Freud’s primal scene beautifully captured in this surviving fragment of an early ALICE cartoon by Walt Disney. Seemed appropriate as we’d just seen Cronenberg’s A DANGEROUS METHOD. Disney, of course, is even spankier than Keira Knightley’s character in the latter film, probably as a result of his German-American background.
As for FREUD VS JUNG IN THE WORLD SERIES OF LOVE, I need to see it again, but I enjoyed it — an intelligent, even intellectual love story. You might expect Cronenberg, the rationalist, to side more with Freud than with the mystic Jung, and in that one respect, maybe he does, but on the whole, Jung emerges far more sympathetically that his master — and Sabina Spielrein more sympatetically that either.
Glenn Kenny, in this illuminating interview with Cronenberg, makes the point that the film relates back to RABID, with its vision of female libido running amok and threatening society. I was reminded of SHIVERS too (THEY CAME FROM WITHIN, that film’s alternative title, might make a good alternative for ADM too) — the clean, sharp-edged world of Control and Civilization disrupted by wild, animalistic behaviour. It’s interesting that in Cronenberg’s early films he seemed to suffer from the problem of The Hero With Nothing To Do — since the aberrant, monstrous characters were the ones that really interested him, his straight protagonists were left to run around and always arrive too late, and to hear about the climax via a telephone call. Only in SCANNERS, when he located the monstrous within the person of the hero, did this problem find a solution (and even then, Stephen Lack’s, well, lack as leading man kept the film from fully realizing this radical solution).
It’s interesting that Cronenberg has never made a film truly about a female protagonist — Geena Davis is a major POV character in THE FLY, arguably the lead, but not quite — Cronenberg has too much love for his evolving monster. Jennifer Jason Leigh in EXISTENZ has to share all her screen time with Jude Law. And here, Sabina is a catalyst for Jung’s voyage of discovery.
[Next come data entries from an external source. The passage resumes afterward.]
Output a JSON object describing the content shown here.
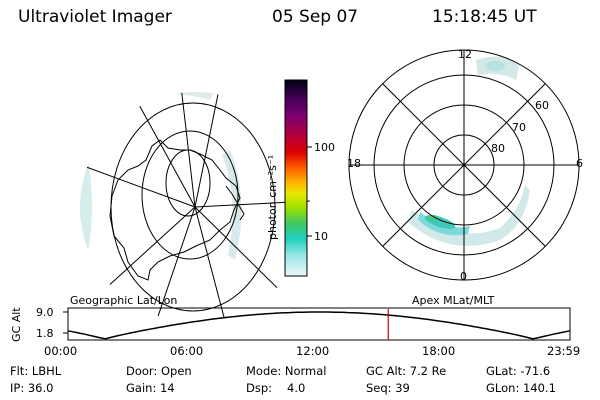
{
  "header": {
    "title": "Ultraviolet Imager",
    "date": "05 Sep 07",
    "time": "15:18:45 UT"
  },
  "left_panel": {
    "label": "Geographic Lat/Lon"
  },
  "right_panel": {
    "label": "Apex MLat/MLT",
    "mlt_labels": {
      "top": "12",
      "left": "18",
      "right": "6",
      "bottom": "0"
    },
    "mlat_labels": [
      "60",
      "70",
      "80"
    ]
  },
  "colorbar": {
    "unit": "photon cm⁻²s⁻¹",
    "ticks": [
      "100",
      "10"
    ],
    "colors": [
      "#000000",
      "#3a0050",
      "#7a0070",
      "#b00040",
      "#e00000",
      "#ff6000",
      "#ffb000",
      "#e8e800",
      "#a0e000",
      "#40c860",
      "#20d0c0",
      "#a0e8e8",
      "#e8f4f4"
    ]
  },
  "altitude_plot": {
    "ylabel": "GC Alt",
    "yticks": [
      "9.0",
      "1.8"
    ],
    "xticks": [
      "00:00",
      "06:00",
      "12:00",
      "18:00",
      "23:59"
    ],
    "current_time_hours": 15.31,
    "marker_color": "#cc0000"
  },
  "info": {
    "row1": {
      "flt": "Flt: LBHL",
      "door": "Door: Open",
      "mode": "Mode: Normal",
      "gcalt": "GC Alt: 7.2 Re",
      "glat": "GLat: -71.6"
    },
    "row2": {
      "ip": "IP: 36.0",
      "gain": "Gain: 14",
      "dsp_label": "Dsp:",
      "dsp_value": "4.0",
      "seq": "Seq: 39",
      "glon": "GLon: 140.1"
    }
  }
}
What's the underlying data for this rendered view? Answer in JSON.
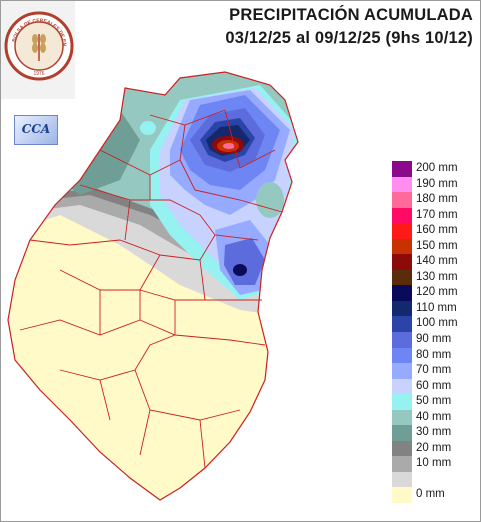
{
  "header": {
    "title_line1": "PRECIPITACIÓN ACUMULADA",
    "title_line2": "03/12/25 al 09/12/25 (9hs 10/12)"
  },
  "logo": {
    "ring_text": "BOLSA DE CEREALES DE ENTRE RIOS",
    "year": "1976"
  },
  "badge": {
    "text": "CCA"
  },
  "legend": {
    "items": [
      {
        "label": "200 mm",
        "color": "#8b0a8b"
      },
      {
        "label": "190 mm",
        "color": "#ff8cf0"
      },
      {
        "label": "180 mm",
        "color": "#ff6a9a"
      },
      {
        "label": "170 mm",
        "color": "#ff0a64"
      },
      {
        "label": "160 mm",
        "color": "#ff1a1a"
      },
      {
        "label": "150 mm",
        "color": "#c83200"
      },
      {
        "label": "140 mm",
        "color": "#8c0a0a"
      },
      {
        "label": "130 mm",
        "color": "#5a2d0a"
      },
      {
        "label": "120 mm",
        "color": "#0a0a5a"
      },
      {
        "label": "110 mm",
        "color": "#14286e"
      },
      {
        "label": "100 mm",
        "color": "#2a44a8"
      },
      {
        "label": "90 mm",
        "color": "#5c6cdc"
      },
      {
        "label": "80 mm",
        "color": "#6e86f4"
      },
      {
        "label": "70 mm",
        "color": "#96aaff"
      },
      {
        "label": "60 mm",
        "color": "#c8d2ff"
      },
      {
        "label": "50 mm",
        "color": "#96f2f0"
      },
      {
        "label": "40 mm",
        "color": "#96c8c2"
      },
      {
        "label": "30 mm",
        "color": "#6e9e96"
      },
      {
        "label": "20 mm",
        "color": "#828282"
      },
      {
        "label": "10 mm",
        "color": "#aaaaaa"
      },
      {
        "label": "",
        "color": "#d9d9d9"
      },
      {
        "label": "0 mm",
        "color": "#fffac8"
      }
    ]
  }
}
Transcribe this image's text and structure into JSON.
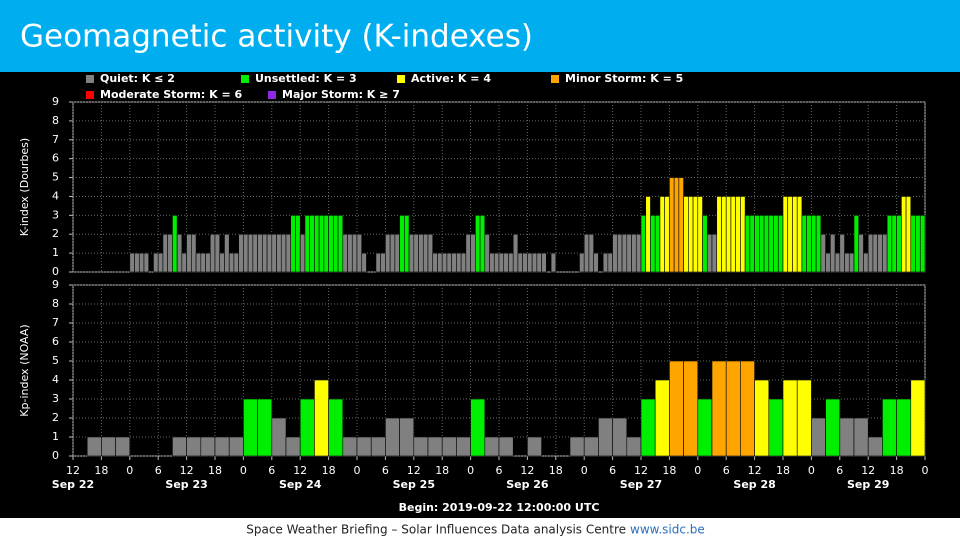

Yet, as Fiona reminds me from time to time, if you want to talk about body horror, women have FAR more experience of that than men — you only have to look at childbirth, but you don’t have to look that far.
Maybe, Cronenberg is relocating body horror into his male characters because THAT’S his phobia — so there’s the latex umbilicus connecting the two Jeremy Irons brothers in DEAD RINGERS, the squishy bits of raw liver that go into and out of the orifices of various characters in SHIVERS, and Jude Law’s lumbar-region penetration by Willem Dafoe in EXISTENZ — this stuff is, in the real world, natural enough, but by transmogrifying it and masculinizing it, Cronenberg is exploring its capacity to disturb. And from his own, male, viewpoint.